S. B. | Não. Depois de esperar anos pela improvável recuperação da família biológica, se acusa o adotante brasileiro de não querer crianças grande ou crianças com problemas. Quer dizer, é claro que você pode ampliar o perfil do adotante brasileiro e onde há os grupos de apoio a adoção esse perfil é aumentado, mas a resposta que tem que ser dada é por quê que a criança não é disponibilizada para adoção antes ou é reintegrada antes, se ela não pode ser reintegrada com segurança em curto espaço de tempo ela tem que ser adotada e ideologicamente se transformou a adoção nas últimas possibilidade fazendo que os abrigos continuem com as crianças lá e cheios.

OE | Vemos casos de repetidas reintegrações com a família biológica, mesmo quando não há indícios de que a situação vai mudar, apenas para saber se vai dar certo. Isso pode ser feito? Não é traumatizante?

S. B. | É uma irresponsabilidade fazer uma reintegração familiar para testar uma chance para a família, pressupondo que o vínculo biológico daquela mãe vai fazer com que ela trate a criança bem. Quem trabalhou nas crianças mais velhas que vão para adoção internacional e acompanha a vida daquela criança na instituição percebe que cada processo daquele, as crianças foram reinseridas duas ou três vezes. Então é um abandono que perdura no tempo, ele protrai no tempo, a criança é abandonada várias vezes porque se faz teste drive com a criança com uma família de origem que se pressupõe que o comportamento vai mellhorar, se perde para o comportamente melhorar, a despeito de faltar poltica pública e as vezes falta política pública aqui e acolá. É injusto dizer que a pobreza é definidor do abandono porque 99,9 dos brasileiros pobres criam seus filhos com muita dignidade.

Hoje uma mãe que entrega uma criança com zero ano de idade, dois meses de vida para um abrigo e visita uma vez por mês, pode manter a vida inteira a criança no abrigo, vai ser sempre mantida a esperança de que aquela mãe vai um dia querer aquela criança. Criança não pode crescer em abrigo. Em nome dessa ideia de que a criança deve viver no seu núcleo familiar de origem que é acertada se condena a criança a viver em nenhum lugar e não ter pertencimento nenhum, e não ter identidade vinculada a ninguém. E o que extremamente cruel.

OE | Agora falando das adoções tardias, de crianças maiores de oito anos. Hoje existem iniciativas para que essas crianças sejam vistas pela sociedade. Você acredita que o interessa da criança de ter uma família é mais importante do que a proteção a imagem?
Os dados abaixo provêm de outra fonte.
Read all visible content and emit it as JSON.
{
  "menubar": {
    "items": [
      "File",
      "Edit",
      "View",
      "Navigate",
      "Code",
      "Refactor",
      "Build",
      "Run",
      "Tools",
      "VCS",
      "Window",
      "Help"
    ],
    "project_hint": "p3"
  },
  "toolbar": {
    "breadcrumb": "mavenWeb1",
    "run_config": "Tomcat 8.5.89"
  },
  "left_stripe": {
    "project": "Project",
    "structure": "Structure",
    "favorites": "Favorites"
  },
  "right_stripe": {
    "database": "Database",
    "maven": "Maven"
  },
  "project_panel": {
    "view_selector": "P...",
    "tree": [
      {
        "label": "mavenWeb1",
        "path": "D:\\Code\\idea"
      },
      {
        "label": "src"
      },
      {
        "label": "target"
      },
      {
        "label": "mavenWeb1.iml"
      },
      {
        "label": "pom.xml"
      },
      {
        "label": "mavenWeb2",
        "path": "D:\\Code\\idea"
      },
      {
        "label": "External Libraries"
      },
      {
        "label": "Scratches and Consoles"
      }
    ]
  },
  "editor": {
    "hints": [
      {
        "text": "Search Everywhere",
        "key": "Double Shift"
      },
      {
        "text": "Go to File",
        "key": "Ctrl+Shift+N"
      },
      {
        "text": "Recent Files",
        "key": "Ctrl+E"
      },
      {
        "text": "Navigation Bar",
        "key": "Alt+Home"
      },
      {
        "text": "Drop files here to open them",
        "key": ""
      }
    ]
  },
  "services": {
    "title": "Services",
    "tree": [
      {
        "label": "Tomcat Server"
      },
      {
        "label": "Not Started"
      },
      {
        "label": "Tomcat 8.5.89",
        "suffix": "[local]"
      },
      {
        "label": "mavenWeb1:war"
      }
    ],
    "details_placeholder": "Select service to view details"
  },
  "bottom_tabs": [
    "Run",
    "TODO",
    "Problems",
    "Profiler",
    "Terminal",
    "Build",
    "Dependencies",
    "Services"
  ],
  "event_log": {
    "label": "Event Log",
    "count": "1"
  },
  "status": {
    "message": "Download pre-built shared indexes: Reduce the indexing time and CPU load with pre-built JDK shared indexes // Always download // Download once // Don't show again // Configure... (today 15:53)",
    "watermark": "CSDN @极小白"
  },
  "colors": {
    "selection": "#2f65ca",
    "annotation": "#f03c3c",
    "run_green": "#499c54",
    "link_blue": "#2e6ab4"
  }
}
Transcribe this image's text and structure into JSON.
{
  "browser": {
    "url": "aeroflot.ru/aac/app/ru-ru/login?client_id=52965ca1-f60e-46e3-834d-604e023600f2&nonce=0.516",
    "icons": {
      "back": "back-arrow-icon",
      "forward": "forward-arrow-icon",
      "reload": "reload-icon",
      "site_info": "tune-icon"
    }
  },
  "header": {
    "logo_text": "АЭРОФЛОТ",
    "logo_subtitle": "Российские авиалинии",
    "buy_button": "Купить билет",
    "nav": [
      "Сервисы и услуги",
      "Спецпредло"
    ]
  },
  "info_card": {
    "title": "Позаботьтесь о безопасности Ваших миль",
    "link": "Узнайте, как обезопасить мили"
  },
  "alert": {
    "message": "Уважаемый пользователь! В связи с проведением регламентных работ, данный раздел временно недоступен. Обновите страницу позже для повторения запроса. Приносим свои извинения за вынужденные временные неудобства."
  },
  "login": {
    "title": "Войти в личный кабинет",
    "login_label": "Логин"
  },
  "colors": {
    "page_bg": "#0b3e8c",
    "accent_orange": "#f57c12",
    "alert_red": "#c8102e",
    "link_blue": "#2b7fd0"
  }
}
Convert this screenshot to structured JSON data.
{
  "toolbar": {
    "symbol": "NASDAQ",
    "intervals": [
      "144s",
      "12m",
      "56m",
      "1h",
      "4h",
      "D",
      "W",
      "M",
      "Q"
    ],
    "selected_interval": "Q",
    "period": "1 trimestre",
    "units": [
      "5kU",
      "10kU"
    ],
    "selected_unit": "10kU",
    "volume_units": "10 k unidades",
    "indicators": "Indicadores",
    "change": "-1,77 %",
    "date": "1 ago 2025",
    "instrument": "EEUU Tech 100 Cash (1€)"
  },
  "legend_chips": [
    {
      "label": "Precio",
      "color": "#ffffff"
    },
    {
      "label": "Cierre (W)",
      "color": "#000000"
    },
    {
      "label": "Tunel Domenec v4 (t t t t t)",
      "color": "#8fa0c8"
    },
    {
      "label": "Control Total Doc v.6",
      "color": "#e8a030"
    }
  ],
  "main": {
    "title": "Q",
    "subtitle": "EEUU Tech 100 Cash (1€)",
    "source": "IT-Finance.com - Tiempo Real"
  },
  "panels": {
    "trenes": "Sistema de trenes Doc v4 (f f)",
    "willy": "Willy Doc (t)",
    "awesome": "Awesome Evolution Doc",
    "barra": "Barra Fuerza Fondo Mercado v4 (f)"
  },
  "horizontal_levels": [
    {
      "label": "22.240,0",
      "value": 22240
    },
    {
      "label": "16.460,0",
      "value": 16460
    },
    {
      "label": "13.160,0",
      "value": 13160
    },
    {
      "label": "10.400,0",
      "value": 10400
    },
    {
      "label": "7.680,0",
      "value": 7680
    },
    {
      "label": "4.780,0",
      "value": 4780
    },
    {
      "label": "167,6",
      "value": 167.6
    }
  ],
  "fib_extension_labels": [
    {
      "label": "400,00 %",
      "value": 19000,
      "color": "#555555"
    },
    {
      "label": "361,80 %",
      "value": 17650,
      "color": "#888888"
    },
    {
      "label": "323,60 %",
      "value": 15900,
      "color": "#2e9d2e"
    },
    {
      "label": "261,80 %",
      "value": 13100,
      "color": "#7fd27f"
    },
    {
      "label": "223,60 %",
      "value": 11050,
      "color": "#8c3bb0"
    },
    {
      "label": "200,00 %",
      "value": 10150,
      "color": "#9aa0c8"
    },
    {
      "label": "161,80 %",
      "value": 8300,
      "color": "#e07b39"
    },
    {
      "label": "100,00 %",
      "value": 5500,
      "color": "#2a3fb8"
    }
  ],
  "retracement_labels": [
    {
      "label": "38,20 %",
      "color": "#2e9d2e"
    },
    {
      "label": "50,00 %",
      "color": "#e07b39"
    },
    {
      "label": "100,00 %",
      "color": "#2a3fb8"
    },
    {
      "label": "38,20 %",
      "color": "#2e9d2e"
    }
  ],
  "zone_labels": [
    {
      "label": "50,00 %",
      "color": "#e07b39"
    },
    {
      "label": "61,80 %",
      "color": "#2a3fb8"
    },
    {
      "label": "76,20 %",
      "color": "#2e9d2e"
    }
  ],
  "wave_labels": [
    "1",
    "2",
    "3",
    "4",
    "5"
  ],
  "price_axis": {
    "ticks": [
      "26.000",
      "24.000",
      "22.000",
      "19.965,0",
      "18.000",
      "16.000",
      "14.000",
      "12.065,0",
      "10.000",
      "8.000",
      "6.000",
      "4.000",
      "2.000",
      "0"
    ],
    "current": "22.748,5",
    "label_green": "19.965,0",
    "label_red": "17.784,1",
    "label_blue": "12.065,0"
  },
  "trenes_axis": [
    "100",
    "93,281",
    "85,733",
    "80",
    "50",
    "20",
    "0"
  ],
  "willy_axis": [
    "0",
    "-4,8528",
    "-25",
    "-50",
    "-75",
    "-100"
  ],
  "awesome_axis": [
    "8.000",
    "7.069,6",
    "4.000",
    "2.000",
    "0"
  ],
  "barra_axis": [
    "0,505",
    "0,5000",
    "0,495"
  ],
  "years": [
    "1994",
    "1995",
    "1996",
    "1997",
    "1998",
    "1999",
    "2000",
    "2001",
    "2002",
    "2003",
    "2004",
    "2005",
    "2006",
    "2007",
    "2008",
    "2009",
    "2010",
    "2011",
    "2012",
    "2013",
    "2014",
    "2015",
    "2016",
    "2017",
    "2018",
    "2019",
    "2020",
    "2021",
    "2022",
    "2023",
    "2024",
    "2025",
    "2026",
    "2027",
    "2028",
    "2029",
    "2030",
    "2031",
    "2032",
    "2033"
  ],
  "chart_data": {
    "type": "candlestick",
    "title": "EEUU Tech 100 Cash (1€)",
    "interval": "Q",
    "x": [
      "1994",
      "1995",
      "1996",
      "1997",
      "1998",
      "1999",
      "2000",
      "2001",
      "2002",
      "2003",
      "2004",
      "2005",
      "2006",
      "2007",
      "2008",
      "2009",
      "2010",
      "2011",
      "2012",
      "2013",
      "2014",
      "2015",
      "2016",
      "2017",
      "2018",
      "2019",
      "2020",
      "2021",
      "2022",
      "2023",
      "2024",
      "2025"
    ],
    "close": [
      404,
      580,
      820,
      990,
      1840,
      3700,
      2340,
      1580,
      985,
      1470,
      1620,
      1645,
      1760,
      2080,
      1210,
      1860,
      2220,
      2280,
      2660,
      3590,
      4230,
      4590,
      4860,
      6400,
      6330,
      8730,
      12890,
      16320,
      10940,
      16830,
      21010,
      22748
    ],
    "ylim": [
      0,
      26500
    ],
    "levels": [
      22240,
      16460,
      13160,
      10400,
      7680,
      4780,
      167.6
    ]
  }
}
S. B. | A proteção ao direito de imagem da criança sempre se deu no sentido de preservar a sua privacidade, mas essa proteção teve um efeito colateral extremamente perverso que foi escondê-las pra debaixo do tapete da socidade. Então algum tipo de exposição da imagem para que a sociedade saiba que ela existe e possa se apresentar como solução para a vida dela algum tipo de exposição vai ser necessária. Com todo cuidado, nós temos que ter visitas, nós temos que ter programas que prevejam a exposição das crianças, não exposição pra adotar como se elas fossem produtos, mas a integração delas numa comunidade para que elas possam ser vistas. Mas é a criação de um espaço de convivência onde as crianças disponíveis para a adoção e as crianças institucionalizadas possam ser vistas e possam interagir coma sociedade civil e a sociedade civil e a sociedade civil possa conhecer suas histórias porque a solução “vamos mantê-las escondidas” só beneficia a situação atual que é a sua invisibilidade.

OE | E essas iniciativas de integração com a sociedade, com eventos feitos para as crianças, é importante para promover encontros entre crianças que precisam ser adotadas e pessoas que querem adotar?

S. B. | Você pode idealizar ter um filho até seis meses, dois anos etc. E se apaixonar concretamente por um menino de outra etnia que você conheceu porque ele tinha um modo peculiar de olhar, uma forma de sorrir, quando você se relacionou com ele que te encantou, que te tirou daquela ideia preconcebida e te mostrou a tolice das ideias preconcebidas. Nós temos que permitir na ordem jurídica os encontros de amor, é necessário que a ordem se adapte para permitir os encontros de amor porque a partir dos encontros que se formam esses relacionamentos que nós queremos para as crianças.